Fundstrat’s Tom Lee has echoed the sentiment that digital asset treasury hype may be coming to an end, but remains bullish on Ether, having purchased $1.5 billion worth since the market crash.

BitMine Immersion Technologies has scooped up a total of 379,271 Ether (ETH) worth almost $1.5 billion since the record crypto market liquidation event last weekend.

The acquisitions came in three separate purchases: 202,037 ETH after the weekend crash, 104,336 ETH on Thursday, and 72,898 ETH on Saturday, according to onchain data from Arkham Intelligence and ‘BMNR Bullz’, which tracks the firm’s purchases, though it has yet to be officially confirmed by BitMine.

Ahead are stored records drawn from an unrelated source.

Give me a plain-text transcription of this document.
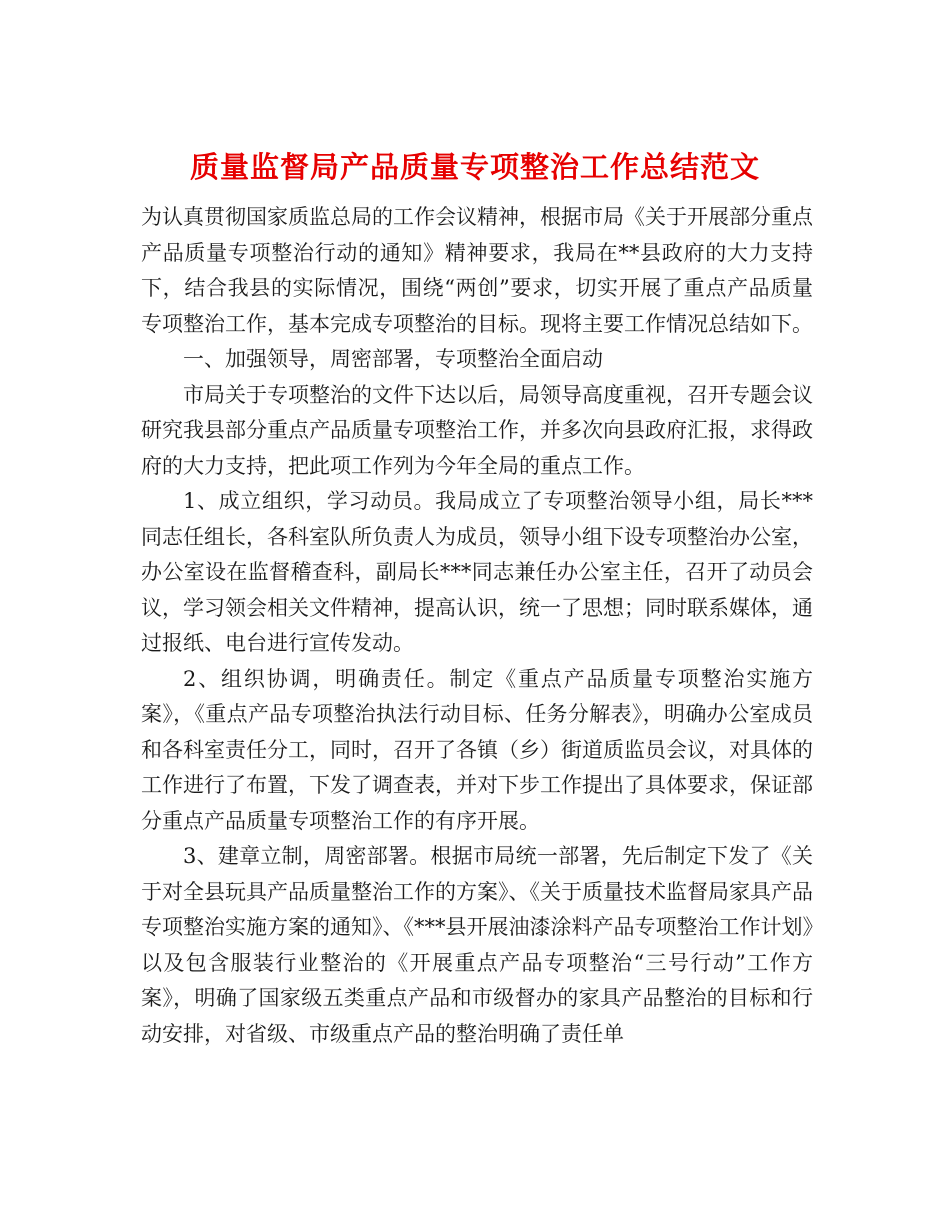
质量监督局产品质量专项整治工作总结范文

为认真贯彻国家质监总局的工作会议精神，根据市局《关于开展部分重点产品质量专项整治行动的通知》精神要求，我局在**县政府的大力支持下，结合我县的实际情况，围绕“两创”要求，切实开展了重点产品质量专项整治工作，基本完成专项整治的目标。现将主要工作情况总结如下。

一、加强领导，周密部署，专项整治全面启动

市局关于专项整治的文件下达以后，局领导高度重视，召开专题会议研究我县部分重点产品质量专项整治工作，并多次向县政府汇报，求得政府的大力支持，把此项工作列为今年全局的重点工作。

1、成立组织，学习动员。我局成立了专项整治领导小组，局长***同志任组长，各科室队所负责人为成员，领导小组下设专项整治办公室，办公室设在监督稽查科，副局长***同志兼任办公室主任，召开了动员会议，学习领会相关文件精神，提高认识，统一了思想；同时联系媒体，通过报纸、电台进行宣传发动。

2、组织协调，明确责任。制定《重点产品质量专项整治实施方案》，《重点产品专项整治执法行动目标、任务分解表》，明确办公室成员和各科室责任分工，同时，召开了各镇（乡）街道质监员会议，对具体的工作进行了布置，下发了调查表，并对下步工作提出了具体要求，保证部分重点产品质量专项整治工作的有序开展。

3、建章立制，周密部署。根据市局统一部署，先后制定下发了《关于对全县玩具产品质量整治工作的方案》、《关于质量技术监督局家具产品专项整治实施方案的通知》、《***县开展油漆涂料产品专项整治工作计划》以及包含服装行业整治的《开展重点产品专项整治“三号行动”工作方案》，明确了国家级五类重点产品和市级督办的家具产品整治的目标和行动安排，对省级、市级重点产品的整治明确了责任单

BitMine is the world’s largest Ether treasury company with a stash of more than 3 million ETH, or 2.5% of the entire supply, worth $11.7 billion. It is already halfway toward its target of 5% and has only started accumulating the asset in early July, when ETH was hovering around the $2,500 level. 

“Ethereum could flip Bitcoin similar to how Wall Street and equities flipped gold post 71,” Lee told ARK Invest CEO Cathie Wood on Thursday in his latest bullish statement on the asset. 

DAT bubble bursting? 

The continued aggressive accumulation of Ether occurs despite Lee’s opinion that the digital asset treasury bubble may have burst.

Lee stated that many DATs are trading below their net asset value (NAV), or the worth of their underlying crypto holdings. “If that’s not already a bubble burst… How would that bubble burst?” he told Fortune on Thursday. 

Related: NAV Collapse Creates Rare Opportunity in Bitcoin Treasurys — 10x Research

Research firm 10x Research also reported on Saturday that major DATs such as Metaplanet and Strategy were trading near or below their NAVs. 

However, this is not all bad news as DATs with strong capital bases and trading-savvy management teams “may still generate meaningful alpha,” they said. 

Huobi founder Li Lin wants some of that alpha and has reportedly raised about $1 billion as part of a strategy to invest in an Ether treasury.

Gold envy keeping crypto down

Lee told CNBC after the trading day on Friday that investors were still “licking their wounds” from the record leverage flush, but there was also a bit of “gold envy” as the commodity has been a “huge performer this year.”

“This is not the top of the crypto cycle, but leveraged longs in crypto are near record lows, so I think [...] we’re at the basement and working our way back up.”

Crypto markets are currently down 15% from their record high on October 7, while gold prices have retreated almost 3% from their peak on Thursday.